Barrett didn't exactly smash through his goals, but 11 backers gave him $854, surpassing his goal by $4, constituting it a strapping success.
Roaches aren't the only rage when it comes to crowdfunding creatures great and small, and when all is said and done—and fundraised—the Kickstarter faithful don't just want to wipe out urban pests. In at least one case, they merely want to take stock of them.
Researchers had already conducted a count of the Eastern gray squirrel population of Atlanta's Inman Park by the time this Kickstarter was launched. But they were looking to commercialize their work, producing posters to tout the results (and fund future studies). Backers chipped in nearly $9,000 to be part of the process.
Just one among many species in the animal kingdom that has inspired some eye-opening (or in the next case, actually eye-closing) product designs.
Power nappers, it seems, are looking for a little privacy; simply laying your head on folded arms as you did in grade school is too 20th century. Then throw in the peculiar posture of the ostrich, among evolution's more famous flightless birds, and a person who doesn't want to fly off anywhere, or even move, might have thought up the Ostrich Pillow, a shell that goes over your head, offering alone time in public.
It can be used when one leaves the ambien at home or simply to relax in the library. (Backers didn't seem to care too much about the odd looks they're sure to get while using it.) Though it initially hoped to raise $70,000, the device (which is now available to everyone) picked up $195,000 on Kickstarter.
If the Ostrich Pillow actually works, you may want to see if you can combine it with this next odd offering and go on an African safari during your snooze.

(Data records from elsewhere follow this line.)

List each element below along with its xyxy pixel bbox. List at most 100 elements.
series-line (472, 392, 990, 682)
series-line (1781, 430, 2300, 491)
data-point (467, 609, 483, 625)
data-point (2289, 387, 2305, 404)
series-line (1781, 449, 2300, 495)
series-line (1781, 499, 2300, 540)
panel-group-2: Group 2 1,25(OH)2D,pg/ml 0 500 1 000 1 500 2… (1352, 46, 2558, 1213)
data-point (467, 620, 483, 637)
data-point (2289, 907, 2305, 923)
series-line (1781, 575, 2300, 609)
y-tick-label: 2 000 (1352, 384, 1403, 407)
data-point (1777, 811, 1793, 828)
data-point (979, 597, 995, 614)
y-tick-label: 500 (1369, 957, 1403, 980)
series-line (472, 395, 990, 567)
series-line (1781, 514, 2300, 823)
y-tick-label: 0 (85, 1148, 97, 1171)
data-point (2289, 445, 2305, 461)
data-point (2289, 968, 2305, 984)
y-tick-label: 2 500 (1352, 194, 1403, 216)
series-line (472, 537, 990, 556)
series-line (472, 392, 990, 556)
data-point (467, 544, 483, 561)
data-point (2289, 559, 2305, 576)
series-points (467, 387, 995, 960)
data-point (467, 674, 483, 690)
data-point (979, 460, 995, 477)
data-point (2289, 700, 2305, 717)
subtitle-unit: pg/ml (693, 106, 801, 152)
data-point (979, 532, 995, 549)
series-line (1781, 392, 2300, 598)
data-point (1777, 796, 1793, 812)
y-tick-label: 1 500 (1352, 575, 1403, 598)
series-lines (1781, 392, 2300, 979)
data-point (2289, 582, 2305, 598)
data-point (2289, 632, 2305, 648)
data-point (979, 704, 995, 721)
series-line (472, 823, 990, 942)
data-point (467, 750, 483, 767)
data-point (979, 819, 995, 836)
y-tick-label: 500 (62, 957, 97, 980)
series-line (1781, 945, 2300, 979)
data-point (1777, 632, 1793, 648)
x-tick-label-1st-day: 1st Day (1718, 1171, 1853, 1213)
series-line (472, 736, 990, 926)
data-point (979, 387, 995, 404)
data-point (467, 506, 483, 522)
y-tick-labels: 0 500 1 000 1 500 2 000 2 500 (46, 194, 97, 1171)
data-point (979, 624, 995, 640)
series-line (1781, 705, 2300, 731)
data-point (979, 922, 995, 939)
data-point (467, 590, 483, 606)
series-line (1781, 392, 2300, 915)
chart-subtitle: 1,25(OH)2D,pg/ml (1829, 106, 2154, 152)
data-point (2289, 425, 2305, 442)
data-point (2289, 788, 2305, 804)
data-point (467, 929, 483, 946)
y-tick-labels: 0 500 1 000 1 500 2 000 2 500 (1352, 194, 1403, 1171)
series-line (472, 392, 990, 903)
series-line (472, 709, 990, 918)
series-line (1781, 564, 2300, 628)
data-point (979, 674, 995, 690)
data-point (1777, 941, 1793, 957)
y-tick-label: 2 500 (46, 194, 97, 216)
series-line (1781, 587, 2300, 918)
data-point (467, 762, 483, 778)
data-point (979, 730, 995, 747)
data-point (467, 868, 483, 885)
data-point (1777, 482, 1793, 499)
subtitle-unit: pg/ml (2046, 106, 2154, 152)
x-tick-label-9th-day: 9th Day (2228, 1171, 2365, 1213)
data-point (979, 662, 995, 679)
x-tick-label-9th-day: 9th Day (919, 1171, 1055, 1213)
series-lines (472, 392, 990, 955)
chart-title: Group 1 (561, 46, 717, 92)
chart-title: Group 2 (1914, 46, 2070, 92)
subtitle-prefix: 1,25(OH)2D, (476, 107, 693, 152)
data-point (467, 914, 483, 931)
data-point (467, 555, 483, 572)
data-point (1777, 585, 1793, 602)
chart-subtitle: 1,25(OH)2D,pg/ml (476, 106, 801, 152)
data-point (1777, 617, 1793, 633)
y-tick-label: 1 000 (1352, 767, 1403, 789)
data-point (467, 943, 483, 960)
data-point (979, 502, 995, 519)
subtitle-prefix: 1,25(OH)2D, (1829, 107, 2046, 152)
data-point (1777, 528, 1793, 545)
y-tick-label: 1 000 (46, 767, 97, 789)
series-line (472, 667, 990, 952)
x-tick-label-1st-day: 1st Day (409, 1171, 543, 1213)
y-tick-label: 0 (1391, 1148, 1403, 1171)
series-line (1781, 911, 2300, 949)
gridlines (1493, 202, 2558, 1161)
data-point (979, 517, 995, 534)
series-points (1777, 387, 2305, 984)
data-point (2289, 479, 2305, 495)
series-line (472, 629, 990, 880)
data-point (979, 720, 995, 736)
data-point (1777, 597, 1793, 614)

The ability to control—and remember—your dreams is a pretty powerful lure. So when Bitbanger Labs introduced the Remee, a sleep mask equipped with six LED lights that its creators said would let users do just that, the response was staggering. More than 6,500 people donated nearly $573,000. The product, which is now available commercially, claims to let you "consciously alter the content and control the narrative of your dreams."
The Jamaican bobsled team, which charmed the world in the 1988 Winter Olympics with its unlikely appearance in the Olympic Games—and was even immortalized by Hollywood in "Cool Runnings"—almost didn't make it to Sochi this year, due to financial issues. That led to a grassroots campaign from fans on several crowdfunding sites. Eventually, those coalesced into a single, organized effort, which brought in just shy of $130,000. The team finished last, but backers were just happy to see them there again.
One of the oddest examples of crowdfunding largess is one of the most recent. Zack Brown, co-founder of Columbus Web development start-up Base Two Interactive, achieved nationwide notoriety in July for his crowdfunding efforts to make a potato salad. Initially seeking just $10, he has raised more than $55,000 from close to 7,000 backers.
If Brown's next ambitious campaign is to make the largest potato salad in the world—say, a potato salad to rival a certain jock strap and/or pop singer's head—and he chooses to host the event in conjunction with the unveiling of Detroit's brand-new RoboCop statue, you may think a lucid dream is getting away from you.
But as these projects show, crowdfunding is beginning to do strange things to life on Earth and everyday reality. So if you get the chance, enjoy a bite from the largest potato salad ever, and keep a Bug-A-Salt handy to keep away the pests.